The REST API Append method that supports upsert operations requires the match key field (House_Number_ID in my case):

  • Have a unique index
  • Not allow null values

Meeting these conditions requires two simple processing steps outside the ETL tool before upsert processing will work.  In my ETL tool, there is no way to set these properties, and  there are two relevant factors:  The Alter Field geoprocessing tool does not support changing the allow nulls property for a feature layer field, but the Add Attribute Index geoprocessing tool does allow creating a unique index on a feature layer field.

To work around the allow nulls problem I exported the initial feature layer to my project default geodatabase using the Export Features tool and in the field map control unset the allow nulls property for the House_Number_ID field.

Export Features to GeodatabaseExport Features to Geodatabase

With the output feature class in Pro, I then created a map layer, taking the opportunity to apply symbology other than the pink lemonade default, then overwrote my target feature layer.

With the overwritten target layer, I then added a unique index for my match key field:

Add Unique IndexAdd Unique Index

Now the target layer is in shape for configuring upsert (and delete) processing!

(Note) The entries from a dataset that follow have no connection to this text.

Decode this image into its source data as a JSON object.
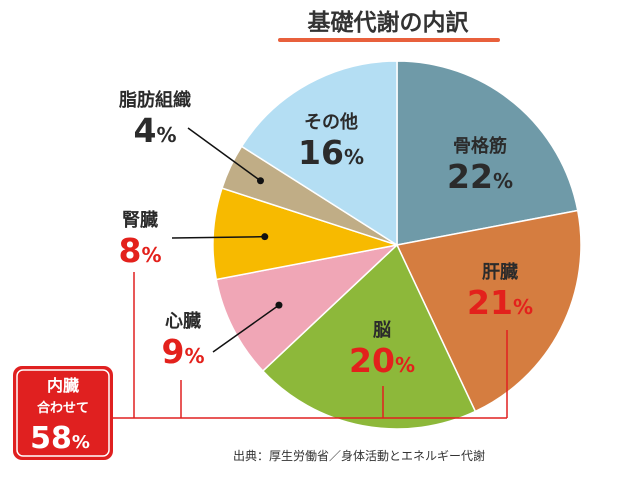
{
  "title": "基礎代謝の内訳",
  "source": "出典：厚生労働省／身体活動とエネルギー代謝",
  "colors": {
    "title_underline": "#e8603c",
    "bracket": "#e02020",
    "red_text": "#e3211c",
    "dark_text": "#2b2b2b"
  },
  "summary_box": {
    "line1": "内臓",
    "line2": "合わせて",
    "value": "58",
    "unit": "%"
  },
  "chart_data": {
    "type": "pie",
    "title": "基礎代謝の内訳",
    "start": "12 o'clock",
    "direction": "clockwise",
    "slices": [
      {
        "label": "骨格筋",
        "value": 22,
        "color": "#6f9aa8",
        "label_color": "#2b2b2b"
      },
      {
        "label": "肝臓",
        "value": 21,
        "color": "#d57d40",
        "label_color": "#e3211c"
      },
      {
        "label": "脳",
        "value": 20,
        "color": "#8db83a",
        "label_color": "#e3211c"
      },
      {
        "label": "心臓",
        "value": 9,
        "color": "#f0a6b6",
        "label_color": "#e3211c"
      },
      {
        "label": "腎臓",
        "value": 8,
        "color": "#f7ba00",
        "label_color": "#e3211c"
      },
      {
        "label": "脂肪組織",
        "value": 4,
        "color": "#c0ad86",
        "label_color": "#2b2b2b"
      },
      {
        "label": "その他",
        "value": 16,
        "color": "#b4def3",
        "label_color": "#2b2b2b"
      }
    ],
    "unit": "%"
  }
}
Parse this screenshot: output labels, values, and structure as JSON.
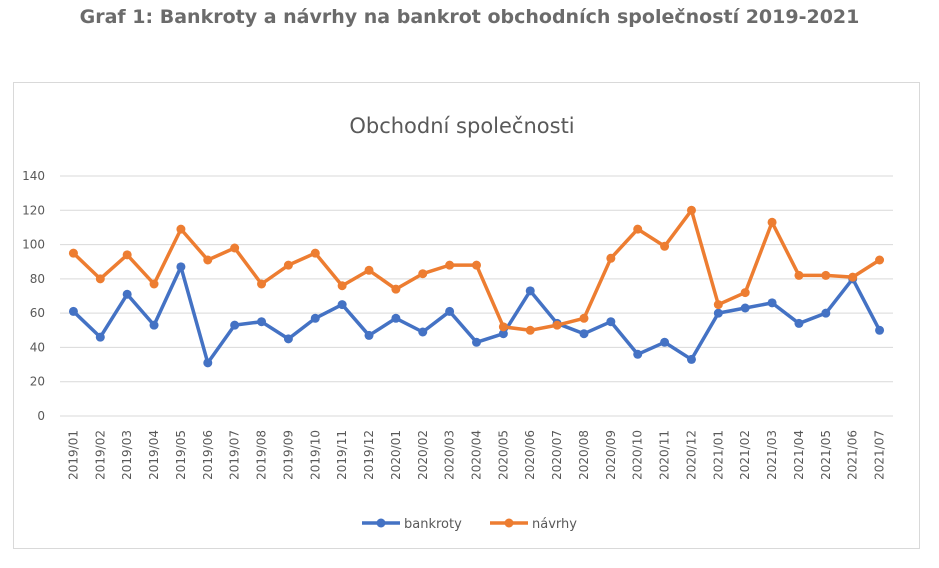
{
  "heading": "Graf 1: Bankroty a návrhy na bankrot obchodních společností 2019-2021",
  "colors": {
    "bankroty": "#4472c4",
    "navrhy": "#ed7d31",
    "grid": "#d9d9d9",
    "text": "#595959"
  },
  "chart_data": {
    "type": "line",
    "title": "Obchodní společnosti",
    "xlabel": "",
    "ylabel": "",
    "ylim": [
      0,
      140
    ],
    "yticks": [
      0,
      20,
      40,
      60,
      80,
      100,
      120,
      140
    ],
    "grid": true,
    "legend_position": "bottom",
    "categories": [
      "2019/01",
      "2019/02",
      "2019/03",
      "2019/04",
      "2019/05",
      "2019/06",
      "2019/07",
      "2019/08",
      "2019/09",
      "2019/10",
      "2019/11",
      "2019/12",
      "2020/01",
      "2020/02",
      "2020/03",
      "2020/04",
      "2020/05",
      "2020/06",
      "2020/07",
      "2020/08",
      "2020/09",
      "2020/10",
      "2020/11",
      "2020/12",
      "2021/01",
      "2021/02",
      "2021/03",
      "2021/04",
      "2021/05",
      "2021/06",
      "2021/07"
    ],
    "series": [
      {
        "name": "bankroty",
        "values": [
          61,
          46,
          71,
          53,
          87,
          31,
          53,
          55,
          45,
          57,
          65,
          47,
          57,
          49,
          61,
          43,
          48,
          73,
          54,
          48,
          55,
          36,
          43,
          33,
          60,
          63,
          66,
          54,
          60,
          80,
          50
        ]
      },
      {
        "name": "návrhy",
        "values": [
          95,
          80,
          94,
          77,
          109,
          91,
          98,
          77,
          88,
          95,
          76,
          85,
          74,
          83,
          88,
          88,
          52,
          50,
          53,
          57,
          92,
          109,
          99,
          120,
          65,
          72,
          113,
          82,
          82,
          81,
          91
        ]
      }
    ]
  }
}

The ChangeDetector transformer is what generates the upsert and delete change sets.  Here are the settings:

Change Detector ParametersChange Detector Parameters

Using match attributes:

Detection FieldsDetection Fields

Change detection comes at the expense of reading the target features in addition to the source features but does deliver an optimally small edit payload.  For my subject matter data the whole job takes 5 minutes.

To reiterate, while I'm showing a hosted feature layer as my target information product, upsert write capability is also available for geodatabase features via ArcGIS Data Interoperability.

For completeness, I'll give a shout out to two other places upsert capability is offered in ArcGIS, namely the Append geoprocessing tool and  Data Pipelines Add and Update output option. However, if you need to delete features as well as upsert them, then in core geoprocessing you'll need to use Delete Features or Delete Rows or in Data Pipelines replace the output feature layer. This pipeline does that job for the feature layer my ETL tool operates on.

Data Pipeline Replacing Los Angeles AddressesData Pipeline Replacing Los Angeles Addresses

I'll take the opportunity here to call out that using Data Pipelines to maintain hosted feature layers in ArcGIS Online that were created by separate ETL processes is perfectly valid.  In my pipeline you'll see the Map Fields tool that greatly assists connecting the schema coming from a CSV file with how I defined the schema using Data Interoperability.  

So there it is, upsert is there for you, ready to go!

The blog download has my Spatial ETL tool plus associated toolbox with the models.

4 Comments
ShareUser
Esri Community Manager

What products are required for this?

BruceHarold
Esri Regular Contributor

Thanks for the question, I edited the article to hopefully make it clearer where upsert capability is supported in ArcGIS.  My worked example uses ArcGIS Data Interoperability, which can work against hundreds of data sources, but see also core geoprocessing supports upsert in the Append geoprocessing tool and ArcGIS Data Pipelines also has an upsert capability.

BruceHarold
Esri Regular Contributor

Here is a run with some sample feature counts.

Upsert with feature countsUpsert with feature counts

BruceHarold
Esri Regular Contributor

Hello everyone.  It is worth noting that upsert writes are asynchronous, which for small jobs (as can be created by change detection) has some overhead, so my example scenario isn't ideal.  In production you might consider upserts for cases where there are larger update and insert transactions, and use synchronous insert, update and delete write modes for smaller jobs.